The Effects of an Economic Recession on Insurance
Introduction
A recession is a period of economic downturn in which a region's GDP and value of goods and services drops. Consumers may witness or experience increased unemployment inflation. This can result in people becoming more financially aware and careful with money spending. From clients to insurers, the effects of a recession impact a number of players in the insurance industry. It is necessary to understand how these players respond during difficult times and acknowledge the risks posed, in order for everyone involved to be able to successfully overcome related challenges.
Insurance Business
Economic recessions produce significant challenges for companies. During periods of recession, insurance companies could experience a drop in premium collections due to consumers cutting back on - or shrinking - their coverages. With increased costs and decreased revenues, companies may choose to remove insurance coverage in efforts to reduce costs. Doing so can negatively impact an organization's total cost of risk. In order for insurance companies to stay in business, it is crucial to be prepared during bad economic times.
Home & Auto Insurance
With increasing costs associated with renting or owning property, insurance companies increase interest rates as a response. Many Canadian provinces were shown to experience a dramatic increase in home insurance rates in the latest CPI or consumer price index (September 2022). Considering the increasing financial strain, it has also has made way for trends in increasing home and auto insurance theft.
One report has shown an increase in home break-and-enters during financial crises (Wiser 2009). The dark effects of recessions, such as this case, indicate the need for comprehensive home insurance to protect tenants and homeowners against burglaries.
Consumers decrease spending in times of recession, and seek ways to cut costs as many places as possible to save money. Some drivers choose to reduce their coverage amounts to lower their premiums. Others may find themselves selling their cars and stop driving altogether to eliminate the need for paying for insurance.
As tempting as it is to reduce coverage amounts, an accident to one's vehicle may result in larger monetary losses. Due to this fall in demand, it is common practice for insurers to compete for low rates in attempts to gain new customers and prevent existing customers from switching to another insurer. Although this scenario does not apply in provinces of BC, QC, SK and MB.
Life Insurance
Clients generally prioritize life insurance over home and auto insurance due to high consideration of personal wellbeing, so life insurers may not experience a similar drastic decrease in customers. Historically, a spike in life insurance sales during recessions take place. Moreover, the life insurance industry is among the safest industries during such crisis.
While insurance providers are able to change their premium rate before a final agreement, these rates remain static regardless of an economic downturn, and customers are thus able to avoid climbing rates.
While insurers might not want to raise premiums to cause clients to switch to a competitor, interest rates can still increase which ultimately ends up affecting policyholders.
Dealing With Challenges
Recessions are inevitable in every economy, but its effects can be reduced by anticipating the challenges beforehand.
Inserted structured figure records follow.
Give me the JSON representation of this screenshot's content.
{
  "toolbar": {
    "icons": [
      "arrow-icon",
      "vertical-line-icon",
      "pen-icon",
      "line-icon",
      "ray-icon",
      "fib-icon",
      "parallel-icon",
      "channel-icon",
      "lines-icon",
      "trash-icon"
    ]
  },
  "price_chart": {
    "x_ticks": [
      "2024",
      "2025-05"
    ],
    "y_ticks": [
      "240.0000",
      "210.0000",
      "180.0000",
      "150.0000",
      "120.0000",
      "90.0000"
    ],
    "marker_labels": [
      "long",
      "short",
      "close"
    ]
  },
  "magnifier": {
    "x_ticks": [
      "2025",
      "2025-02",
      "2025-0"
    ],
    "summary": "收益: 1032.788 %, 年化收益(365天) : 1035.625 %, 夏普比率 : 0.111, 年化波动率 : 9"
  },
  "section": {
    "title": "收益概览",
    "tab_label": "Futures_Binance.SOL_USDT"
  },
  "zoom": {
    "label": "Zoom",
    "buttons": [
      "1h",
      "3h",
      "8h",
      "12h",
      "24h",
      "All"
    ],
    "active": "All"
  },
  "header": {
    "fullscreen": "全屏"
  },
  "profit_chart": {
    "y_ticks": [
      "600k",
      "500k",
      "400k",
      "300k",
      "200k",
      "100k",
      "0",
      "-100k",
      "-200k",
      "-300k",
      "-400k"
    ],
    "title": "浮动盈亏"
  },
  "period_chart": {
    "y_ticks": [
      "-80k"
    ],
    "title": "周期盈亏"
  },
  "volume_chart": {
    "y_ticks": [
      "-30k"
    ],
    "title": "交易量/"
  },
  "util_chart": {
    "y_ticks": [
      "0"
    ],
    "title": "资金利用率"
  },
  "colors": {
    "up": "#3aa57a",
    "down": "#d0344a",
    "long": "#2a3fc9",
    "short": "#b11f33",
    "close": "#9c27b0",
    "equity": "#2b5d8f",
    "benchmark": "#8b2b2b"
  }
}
Here are some ways people can protect themselves from damage or loss, while also saving money on insurance.
Find Appropriate Coverage
With a vast number of insurance providers, there are consequently many different plans that may be adjusted to fit both lifestyle and budget. Speak with an insurance broker to find the best coverage for you.
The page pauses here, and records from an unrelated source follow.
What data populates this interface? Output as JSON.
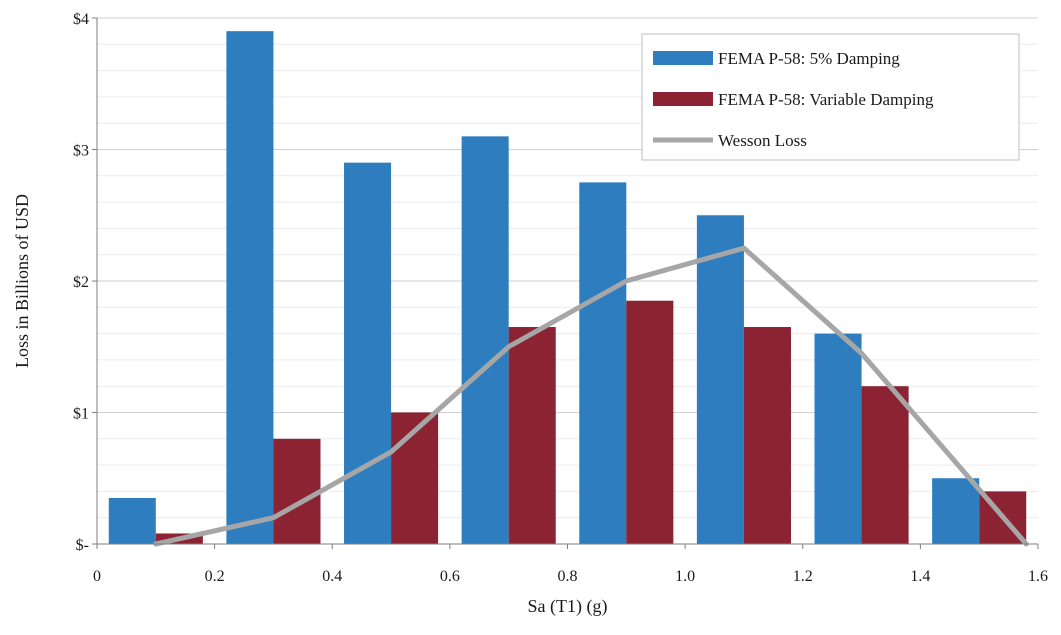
{
  "chart_data": {
    "type": "bar",
    "xlabel": "Sa (T1) (g)",
    "ylabel": "Loss in Billions of USD",
    "xlim": [
      0,
      1.6
    ],
    "ylim": [
      0,
      4
    ],
    "x_ticks": [
      "0",
      "0.2",
      "0.4",
      "0.6",
      "0.8",
      "1.0",
      "1.2",
      "1.4",
      "1.6"
    ],
    "y_ticks": [
      "$-",
      "$1",
      "$2",
      "$3",
      "$4"
    ],
    "grid": true,
    "legend_position": "top-right",
    "bar_centers": [
      0.1,
      0.3,
      0.5,
      0.7,
      0.9,
      1.1,
      1.3,
      1.5
    ],
    "series": [
      {
        "name": "FEMA P-58: 5% Damping",
        "kind": "bar",
        "color": "#2e7ebf",
        "values": [
          0.35,
          3.9,
          2.9,
          3.1,
          2.75,
          2.5,
          1.6,
          0.5
        ]
      },
      {
        "name": "FEMA P-58: Variable Damping",
        "kind": "bar",
        "color": "#8b2332",
        "values": [
          0.08,
          0.8,
          1.0,
          1.65,
          1.85,
          1.65,
          1.2,
          0.4
        ]
      },
      {
        "name": "Wesson Loss",
        "kind": "line",
        "color": "#a6a6a6",
        "x": [
          0.1,
          0.3,
          0.5,
          0.7,
          0.9,
          1.1,
          1.3,
          1.58
        ],
        "values": [
          0.0,
          0.2,
          0.7,
          1.5,
          2.0,
          2.25,
          1.45,
          0.0
        ]
      }
    ]
  }
}
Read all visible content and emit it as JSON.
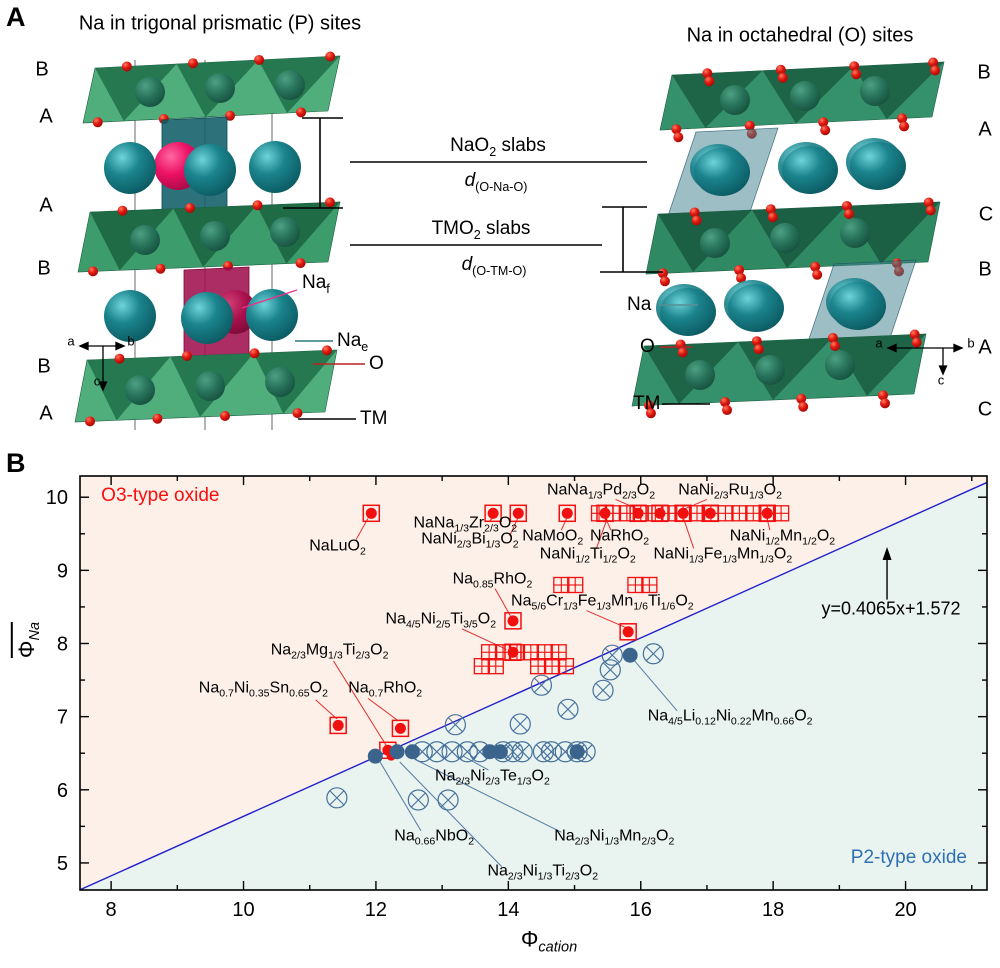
{
  "panel_a": {
    "letter": "A",
    "left": {
      "title": "Na in trigonal prismatic (P) sites",
      "layers": [
        "B",
        "A",
        "A",
        "B",
        "B",
        "A"
      ],
      "labels": {
        "na_f": "Na<sub>f</sub>",
        "na_e": "Na<sub>e</sub>",
        "o": "O",
        "tm": "TM"
      },
      "axis": {
        "a": "a",
        "b": "b",
        "c": "c"
      }
    },
    "right": {
      "title": "Na in octahedral (O) sites",
      "layers": [
        "B",
        "A",
        "C",
        "B",
        "A",
        "C"
      ],
      "labels": {
        "na": "Na",
        "o": "O",
        "tm": "TM"
      },
      "axis": {
        "a": "a",
        "b": "b",
        "c": "c"
      }
    },
    "middle": {
      "nao2_slabs": "NaO<sub>2</sub> slabs",
      "d_o_na_o": "<i>d</i><sub>(O-Na-O)</sub>",
      "tmo2_slabs": "TMO<sub>2</sub> slabs",
      "d_o_tm_o": "<i>d</i><sub>(O-TM-O)</sub>"
    }
  },
  "panel_b": {
    "letter": "B",
    "chart_data": {
      "type": "scatter",
      "xlabel_html": "&#934;<sub><i>cation</i></sub>",
      "ylabel_html": "&#934;<sub><i>Na</i></sub>",
      "xlim": [
        7.53,
        21.23
      ],
      "ylim": [
        4.63,
        10.29
      ],
      "x_ticks_major": [
        8,
        10,
        12,
        14,
        16,
        18,
        20
      ],
      "x_ticks_minor": [
        9,
        11,
        13,
        15,
        17,
        19,
        21
      ],
      "y_ticks_major": [
        5,
        6,
        7,
        8,
        9,
        10
      ],
      "y_ticks_minor": [
        5.5,
        6.5,
        7.5,
        8.5,
        9.5
      ],
      "boundary_line": {
        "equation": "y=0.4065x+1.572",
        "slope": 0.4065,
        "intercept": 1.572,
        "color": "#2222cc"
      },
      "regions": {
        "o3": {
          "label": "O3-type oxide",
          "fill": "#fdf0e8",
          "text_color": "#fb0d0d",
          "label_x": 7.85,
          "label_y": 10.01
        },
        "p2": {
          "label": "P2-type oxide",
          "fill": "#e9f3f0",
          "text_color": "#2e70b2",
          "label_x": 20.05,
          "label_y": 5.07
        }
      },
      "colors": {
        "o3_marker": "#f20f0f",
        "p2_marker": "#46719c",
        "p2_fill": "#3a648c"
      },
      "series": [
        {
          "name": "O3 crossed squares",
          "marker": "square-cross",
          "points": [
            [
              15.37,
              9.78
            ],
            [
              15.58,
              9.78
            ],
            [
              15.79,
              9.78
            ],
            [
              16.0,
              9.78
            ],
            [
              16.22,
              9.78
            ],
            [
              16.43,
              9.78
            ],
            [
              16.64,
              9.78
            ],
            [
              16.85,
              9.78
            ],
            [
              17.06,
              9.78
            ],
            [
              17.28,
              9.78
            ],
            [
              17.49,
              9.78
            ],
            [
              17.7,
              9.78
            ],
            [
              17.91,
              9.78
            ],
            [
              18.12,
              9.78
            ],
            [
              14.8,
              8.8
            ],
            [
              15.01,
              8.8
            ],
            [
              15.92,
              8.8
            ],
            [
              16.13,
              8.8
            ],
            [
              13.71,
              7.88
            ],
            [
              13.92,
              7.88
            ],
            [
              14.13,
              7.88
            ],
            [
              14.34,
              7.88
            ],
            [
              14.55,
              7.88
            ],
            [
              14.76,
              7.88
            ],
            [
              13.6,
              7.69
            ],
            [
              13.81,
              7.69
            ],
            [
              14.45,
              7.69
            ],
            [
              14.66,
              7.69
            ],
            [
              14.87,
              7.69
            ]
          ]
        },
        {
          "name": "O3 dot-in-square",
          "marker": "square-dot",
          "points": [
            [
              11.93,
              9.78
            ],
            [
              13.77,
              9.78
            ],
            [
              14.15,
              9.78
            ],
            [
              14.89,
              9.78
            ],
            [
              15.46,
              9.78
            ],
            [
              15.96,
              9.78
            ],
            [
              16.29,
              9.78
            ],
            [
              16.64,
              9.78
            ],
            [
              17.05,
              9.78
            ],
            [
              17.91,
              9.78
            ],
            [
              14.07,
              8.31
            ],
            [
              15.81,
              8.16
            ],
            [
              14.07,
              7.88
            ],
            [
              11.43,
              6.88
            ],
            [
              12.37,
              6.84
            ],
            [
              12.18,
              6.54
            ]
          ]
        },
        {
          "name": "O3 small dots",
          "marker": "dot",
          "points": [
            [
              12.23,
              6.46
            ]
          ]
        },
        {
          "name": "P2 crossed circles",
          "marker": "circle-x",
          "points": [
            [
              12.7,
              6.52
            ],
            [
              12.92,
              6.52
            ],
            [
              13.15,
              6.52
            ],
            [
              13.38,
              6.52
            ],
            [
              13.57,
              6.52
            ],
            [
              13.92,
              6.52
            ],
            [
              14.07,
              6.52
            ],
            [
              14.21,
              6.52
            ],
            [
              14.53,
              6.52
            ],
            [
              14.65,
              6.52
            ],
            [
              14.86,
              6.52
            ],
            [
              15.04,
              6.52
            ],
            [
              15.16,
              6.52
            ],
            [
              13.2,
              6.89
            ],
            [
              14.18,
              6.9
            ],
            [
              14.5,
              7.43
            ],
            [
              14.9,
              7.1
            ],
            [
              15.43,
              7.36
            ],
            [
              15.54,
              7.64
            ],
            [
              15.57,
              7.84
            ],
            [
              16.19,
              7.86
            ],
            [
              11.41,
              5.89
            ],
            [
              12.64,
              5.86
            ],
            [
              13.09,
              5.86
            ]
          ]
        },
        {
          "name": "P2 filled circles",
          "marker": "circle-fill",
          "points": [
            [
              11.99,
              6.46
            ],
            [
              12.32,
              6.52
            ],
            [
              12.55,
              6.52
            ],
            [
              13.72,
              6.52
            ],
            [
              13.88,
              6.52
            ],
            [
              15.04,
              6.52
            ],
            [
              15.84,
              7.84
            ]
          ]
        }
      ],
      "annotations": [
        {
          "html": "NaLuO<sub>2</sub>",
          "x": 11.42,
          "y": 9.3,
          "leader": [
            11.7,
            9.42,
            11.88,
            9.71
          ],
          "lc": "o3"
        },
        {
          "html": "NaNa<sub>1/3</sub>Zr<sub>2/3</sub>O<sub>2</sub>",
          "x": 13.35,
          "y": 9.62,
          "leader": [
            13.72,
            9.68,
            13.78,
            9.73
          ],
          "lc": "o3"
        },
        {
          "html": "NaNi<sub>2/3</sub>Bi<sub>1/3</sub>O<sub>2</sub>",
          "x": 13.42,
          "y": 9.4,
          "leader": [
            14.02,
            9.47,
            14.14,
            9.71
          ],
          "lc": "o3"
        },
        {
          "html": "NaMoO<sub>2</sub>",
          "x": 14.67,
          "y": 9.44,
          "leader": [
            14.8,
            9.55,
            14.88,
            9.71
          ],
          "lc": "o3"
        },
        {
          "html": "NaRhO<sub>2</sub>",
          "x": 15.68,
          "y": 9.44,
          "leader": [
            15.55,
            9.55,
            15.47,
            9.71
          ],
          "lc": "o3"
        },
        {
          "html": "NaNa<sub>1/3</sub>Pd<sub>2/3</sub>O<sub>2</sub>",
          "x": 15.4,
          "y": 10.07,
          "leader": [
            15.62,
            9.97,
            15.95,
            9.84
          ],
          "lc": "o3"
        },
        {
          "html": "NaNi<sub>2/3</sub>Ru<sub>1/3</sub>O<sub>2</sub>",
          "x": 17.35,
          "y": 10.07,
          "leader": [
            17.0,
            9.97,
            16.66,
            9.84
          ],
          "lc": "o3"
        },
        {
          "html": "NaNi<sub>1/2</sub>Ti<sub>1/2</sub>O<sub>2</sub>",
          "x": 15.2,
          "y": 9.19,
          "leader": [
            15.33,
            9.3,
            15.49,
            9.7
          ],
          "lc": "o3"
        },
        {
          "html": "NaNi<sub>1/3</sub>Fe<sub>1/3</sub>Mn<sub>1/3</sub>O<sub>2</sub>",
          "x": 17.24,
          "y": 9.19,
          "leader": [
            16.8,
            9.3,
            16.65,
            9.7
          ],
          "lc": "o3"
        },
        {
          "html": "NaNi<sub>1/2</sub>Mn<sub>1/2</sub>O<sub>2</sub>",
          "x": 18.14,
          "y": 9.44,
          "leader": [
            17.95,
            9.55,
            17.91,
            9.7
          ],
          "lc": "o3"
        },
        {
          "html": "Na<sub>0.85</sub>RhO<sub>2</sub>",
          "x": 13.76,
          "y": 8.86,
          "leader": [
            13.8,
            8.75,
            14.03,
            8.38
          ],
          "lc": "o3"
        },
        {
          "html": "Na<sub>5/6</sub>Cr<sub>1/3</sub>Fe<sub>1/3</sub>Mn<sub>1/6</sub>Ti<sub>1/6</sub>O<sub>2</sub>",
          "x": 15.42,
          "y": 8.56,
          "leader": [
            15.18,
            8.45,
            15.77,
            8.22
          ],
          "lc": "o3"
        },
        {
          "html": "Na<sub>4/5</sub>Ni<sub>2/5</sub>Ti<sub>3/5</sub>O<sub>2</sub>",
          "x": 12.98,
          "y": 8.31,
          "leader": [
            13.3,
            8.2,
            13.97,
            7.92
          ],
          "lc": "o3"
        },
        {
          "html": "Na<sub>2/3</sub>Mg<sub>1/3</sub>Ti<sub>2/3</sub>O<sub>2</sub>",
          "x": 11.3,
          "y": 7.88,
          "leader": [
            11.36,
            7.76,
            12.16,
            6.6
          ],
          "lc": "o3"
        },
        {
          "html": "Na<sub>0.7</sub>Ni<sub>0.35</sub>Sn<sub>0.65</sub>O<sub>2</sub>",
          "x": 10.3,
          "y": 7.36,
          "leader": [
            11.09,
            7.23,
            11.41,
            6.97
          ],
          "lc": "o3"
        },
        {
          "html": "Na<sub>0.7</sub>RhO<sub>2</sub>",
          "x": 12.14,
          "y": 7.36,
          "leader": [
            11.88,
            7.25,
            12.34,
            6.94
          ],
          "lc": "o3"
        },
        {
          "html": "Na<sub>2/3</sub>Ni<sub>2/3</sub>Te<sub>1/3</sub>O<sub>2</sub>",
          "x": 13.76,
          "y": 6.16,
          "leader": [
            13.7,
            6.27,
            13.32,
            6.46
          ],
          "lc": "p2"
        },
        {
          "html": "Na<sub>0.66</sub>NbO<sub>2</sub>",
          "x": 12.88,
          "y": 5.34,
          "leader": [
            12.68,
            5.44,
            12.05,
            6.4
          ],
          "lc": "p2"
        },
        {
          "html": "Na<sub>2/3</sub>Ni<sub>1/3</sub>Mn<sub>2/3</sub>O<sub>2</sub>",
          "x": 15.6,
          "y": 5.34,
          "leader": [
            14.8,
            5.42,
            12.58,
            6.42
          ],
          "lc": "p2"
        },
        {
          "html": "Na<sub>2/3</sub>Ni<sub>1/3</sub>Ti<sub>2/3</sub>O<sub>2</sub>",
          "x": 14.52,
          "y": 4.86,
          "leader": [
            13.9,
            4.95,
            12.36,
            6.38
          ],
          "lc": "p2"
        },
        {
          "html": "Na<sub>4/5</sub>Li<sub>0.12</sub>Ni<sub>0.22</sub>Mn<sub>0.66</sub>O<sub>2</sub>",
          "x": 17.35,
          "y": 6.98,
          "leader": [
            16.55,
            7.08,
            15.9,
            7.77
          ],
          "lc": "p2"
        }
      ],
      "equation_label": {
        "text": "y=0.4065x+1.572",
        "x": 19.78,
        "y": 8.47
      },
      "equation_arrow": {
        "x": 19.72,
        "y_from": 8.6,
        "y_to": 9.32
      }
    }
  }
}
Strengthen Emergency Savings
Reduced salaries and layoffs due to job cuts are a usual occurrence during recessions. Therefore, it is imperative that sufficient sums of money are put towards potential emergencies during times of financial stability. It may be of great benefit for one to expand their options and seek other sources of income to put towards a safety net, while limiting unnecessary purchases.
Focus on Debt Repayment
In times of financial strain, it can be difficult to pay off every debt, so it may be wise to focus on repaying the debts that can negatively affect your credit score if non-payment or late payment occurs. It is important for one to pay their mortgage or rent to avoid eviction or foreclosure, and be on top of any credit card balances (minimum payment at least), to prevent bad credit.
Do Not Over-Insure
The same way under-insurance can have consequential effects, over-insurance can result in policyholders paying amounts that exceed the property value. Overspending can significantly hinder other financial goals (i.e. down-payment, investments, tuition, etc.), and may pose a serious risk to one's financial stability.
Summary
Overall, being properly insured provides stability and a financial safety-net - even more so during an economic downturn. While premium rates may increase or decrease in a recession depending on the type of insurance, it is best to be prepared and anticipate how all aspects of the insurance industry can be impacted at periods of economic difficulty, in order to better manage one's funds. Being well-prepared for the challenges of a recession may reduce stress and anxiety, and ultimately strengthen personal and/or business wealth.